Becoming a Professional I: Building

What databases like

The library's databases prefer to be given explicit instructions as to how to run your search (as opposed to typing in full sentences like you can do with Google and Google Scholar).  This tab provides you with a few simple, yet powerful tools to construct good search statements.  These can also be used in search engines.

Boolean Operators

Boolean operators are very powerful tools that follow a specific logic.  They dictate how you want your keywords to be searched, you just have to state how you want them to be used to interpret your terms. The two most commonly used in databases are:

  • AND: this operator allows you to combine different concepts together.  When you type in AND between terms, all of the terms you enter must be present in order for the record to be retrieved.  For example:
    • feline AND hyperthyroid
  • OR: this operator allows you to find synonyms that relate to a particular concept.  Whey you type in OR between terms, as long as at least one of terms you enter is in record, the result will come  back.  For example:
    • feline OR cat

While many databases don't require for them to be capitalized, it is good practice to do so; plus you can quickly glance at your search statement and see where they are.  The above are the two most common, but there are other operators you can use. Check the "help" section of the database to see what other operators you can use that are supported by that particular database.

Search Strategy Builder

The Search Strategy Builder is a tool designed to teach you how to create a search string using Boolean logic. While it is not a database and is not designed to input a search, you should be able to cut and paste the results into the standard database search boxes.

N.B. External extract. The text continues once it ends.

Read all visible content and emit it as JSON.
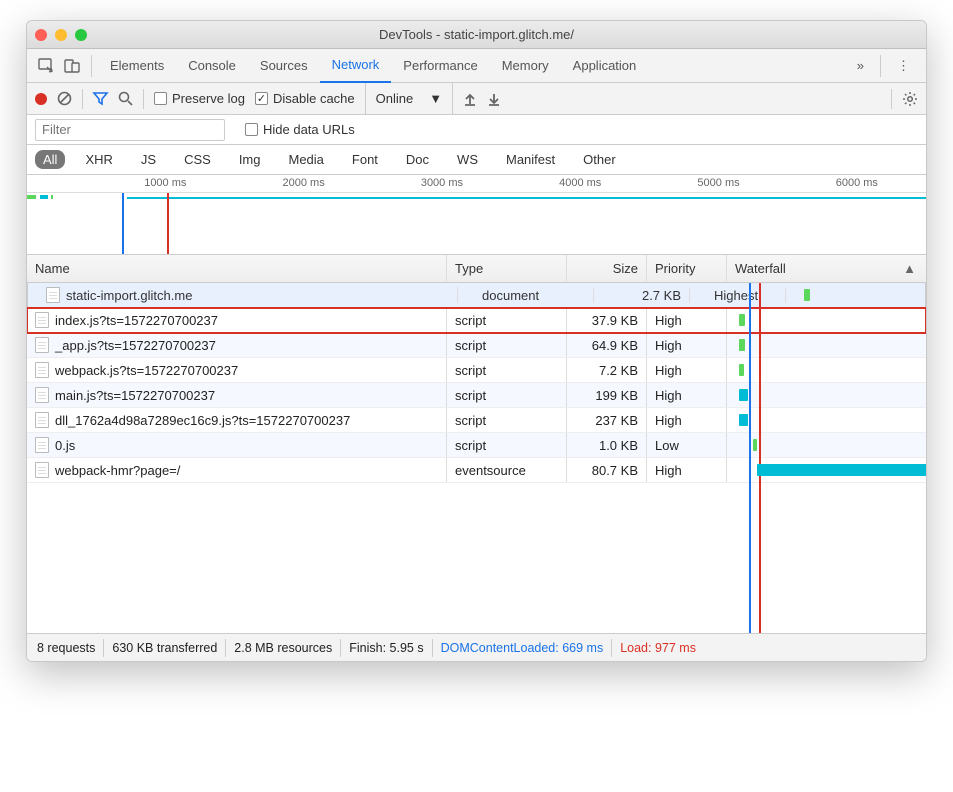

Write out your research question or topic thesis as a sentence.

  Concept 1 and Concept 2 and Concept 3
Extract the major concepts from your sentence above and enter them here.    

List alternatives for each concept.

These can be synonyms, or they can be specific examples of the concept.

Use single words or short phrases.

Find additional terms in abstracts and summaries of the articles, books, and other sources you find during initial searches.

Search terms Search terms Search terms













Search Strategy Builder created by University of Arizona Libraries and is licensed under a Creative Commons Attribution-NonCommercial-ShareAlike 3.0 Unported License.

Other tips for searching

In addition to Boolean operators, here are a few other tools you can use as you build your search statements:


Wouldn't it be great if there was a way to search for variations of a word so you didn't have to type OR all the time?  Good news, there is! The most common symbol used to add characters after a root word is the asterisks (*).  To use this, simply put the * at the end of your word, and the database will look for the root word, along with any letters that follow.  Be careful though, if your root word is too short, you'll get a lot of things that don't relate. For example:

vaccin* will find:

vet* will find:
  • vaccine
  • vaccines
  • vaccinate
  • vaccinates
  • vaccindated
  • vaccination
  • vaccinations
  • vet
  • vets
  • veterinary
  • veterinarian(s)
  • veteran(s)
  • vetted
  • veto/vetoed/vetoes

There are other truncation symbols you can use within words as well. Check the "help" section of the database to see what other symbols are supported by that particular database and how they can be used.

Phrase Searching:

What if you need to search for a phrase?  You dictate that your terms must be found right next to each other and in the order you write them in simply by putting two or more words in quotation marks.  For example:

"thyroid disorders"
"large animal veterinarian"

Nested Searches:

What if you want to use more than one Boolean operator and more than one of the above tools?  It is very easy to combine Boolean operators, but as this follows a logical system, you must include parentheses to dictate order of operations.  For example, while the following two searches use the exact same terms and the same Boolean operators in the exact same order, they'll return very different numbers of results based on how the search was interpreted (bold and colors demonstrate how it will be read by the system):

this search: hyperthyroid* OR "overactive thyroid" AND feline* OR cat AND treatment

would be interpreted as: hyperthyroid* OR "overactive thyroid" AND feline* OR cat AND treatment

So records retrieved would include:

  • hyperthyroid (and all variations: hyperthyroidism, etc) / will not be tied to the concepts of feline/cat or treatment
  • records that have the phrase and term "overactive thyroid" AND  feline (and all variations: felines, etc) / will not look for synonym of cat or include the concept of treatment
  • records that have the term cat AND treatment / will not look for synonym of feline (and all variations) or include the concept of hyperthyroid/overactive thyroid

This was not effective, as the synonyms for the specific concepts were not interpreted the way I meant.  The use of () allows you to dictate to the database how you want the search interpreted

this search: (hyperthyroid* OR "overactive thyroid") AND (feline* OR cat) AND treatment

would be interpreted as: (hyperthyroid* OR "overactive thyroid") AND (feline* OR cat) AND treatment

as this search will look for records that have at least one of the terms: hyperthyroid (and all various endings) OR the phrase "overactive thyroid", but it also has to include at least one of the terms: cat OR feline (and all various endings) and the word treatment has to be in the record in order for the items to appear in the results list.